Тромбоцитопеническая
пурпура (болезнь Верльгофа). Это заболевание
занимает первое место среди всех форм
геморрагического диатеза. Наиболее часто
поражает женщин в период полового созревания
и в период менопаузы. Принято выделять
острое, хроническое и рецидивирующее
течение тромбоцитопенических пурпур.
Для этого заболевания
характерными признаками являются множественные
кровоизлияния и кровоподтеки, носовые,
маточные геморрагии и кровотечения
из десен. Около 5% больных отмечают
острые желудочно-кишечные кровотечения.
Около 1/4 больных имеют увеличенную
селезенку, у значительной части
больных положительный симптом
Кончаловского.
Диагноз подтверждается
наличием тромбоцитопении (ниже 50000 в 1
мл), анемии, лейкоцитоза или лейкопении,
увеличением продолжительности
кровотечения, замедлением свертываемость
крови, нарушением ретракции кровяного
сгустка. В разгар кровотечения отмечается
гиперплазия гигантоклеточного
аппарата костного мозга (200—300 мегакариоцитов
в 1 мл).
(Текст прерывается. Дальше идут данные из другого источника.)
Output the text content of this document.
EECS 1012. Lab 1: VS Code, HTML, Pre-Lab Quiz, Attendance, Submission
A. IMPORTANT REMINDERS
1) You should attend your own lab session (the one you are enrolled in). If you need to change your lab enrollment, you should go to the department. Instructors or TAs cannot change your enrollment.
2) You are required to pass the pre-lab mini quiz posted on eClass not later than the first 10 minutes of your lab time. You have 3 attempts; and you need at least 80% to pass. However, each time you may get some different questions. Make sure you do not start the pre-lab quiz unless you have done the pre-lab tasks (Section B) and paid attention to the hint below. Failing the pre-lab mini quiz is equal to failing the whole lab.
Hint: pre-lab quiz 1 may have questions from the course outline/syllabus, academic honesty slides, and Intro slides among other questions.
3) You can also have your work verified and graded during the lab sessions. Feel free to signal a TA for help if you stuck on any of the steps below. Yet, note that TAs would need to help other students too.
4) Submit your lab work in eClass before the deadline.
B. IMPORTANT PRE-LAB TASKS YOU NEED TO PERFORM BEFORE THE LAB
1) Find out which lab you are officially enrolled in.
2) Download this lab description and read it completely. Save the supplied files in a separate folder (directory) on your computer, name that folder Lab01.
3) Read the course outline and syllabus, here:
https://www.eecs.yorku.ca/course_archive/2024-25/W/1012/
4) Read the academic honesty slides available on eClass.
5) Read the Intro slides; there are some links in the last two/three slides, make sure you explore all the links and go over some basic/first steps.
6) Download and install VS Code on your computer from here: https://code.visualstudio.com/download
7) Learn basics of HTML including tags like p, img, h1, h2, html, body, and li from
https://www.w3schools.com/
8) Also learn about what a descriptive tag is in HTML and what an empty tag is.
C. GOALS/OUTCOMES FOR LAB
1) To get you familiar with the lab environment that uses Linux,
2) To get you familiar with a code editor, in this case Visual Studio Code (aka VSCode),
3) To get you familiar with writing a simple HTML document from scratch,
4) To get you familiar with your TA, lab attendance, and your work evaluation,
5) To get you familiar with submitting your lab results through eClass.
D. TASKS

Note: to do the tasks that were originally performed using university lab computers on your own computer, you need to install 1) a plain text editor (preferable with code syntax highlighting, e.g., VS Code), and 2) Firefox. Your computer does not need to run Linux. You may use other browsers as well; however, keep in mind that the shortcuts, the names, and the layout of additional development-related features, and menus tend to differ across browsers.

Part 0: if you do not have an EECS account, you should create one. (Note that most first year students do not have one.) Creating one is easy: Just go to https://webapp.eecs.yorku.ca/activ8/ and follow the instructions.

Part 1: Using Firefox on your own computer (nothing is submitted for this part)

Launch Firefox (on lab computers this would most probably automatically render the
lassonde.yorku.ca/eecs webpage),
Тромбопеническая пурпура встречается
нечасто, и даже в известных монография;
приводятся только единичные наблюдения.
Злокачественное малокровие
(болезнь Аддисона—Бирмера). Острые
желудочно-кишечные кровотечения при
злокачественном малокровии встречаются
редко (С. М. Бова, 1967). Пернициозно-анемический
синдром рассматривают как проявление
эндогенного В12-авитаминоза, приводящего
к расстройству митотических процессов
в кроветворных клетках—эритробластах
костного мозга. Процессы кроветворения
не компенсируют процессов кроворазрушения,
что и ведет к развитию малокровия (И. А.
Кассирский, Г. А. Алексеев, 1970).
В связи с анемией
развивается гипоксическое состояние
организма, в том числе и органов пищеварительной
системы. Гипоксия оказывает неблагоприятное
влияние на атрофичную слизистую желудка,
которая становится весьма неустойчивой
к воздействию острой пищи, лекарственных
препаратов и других раздражающих факторов.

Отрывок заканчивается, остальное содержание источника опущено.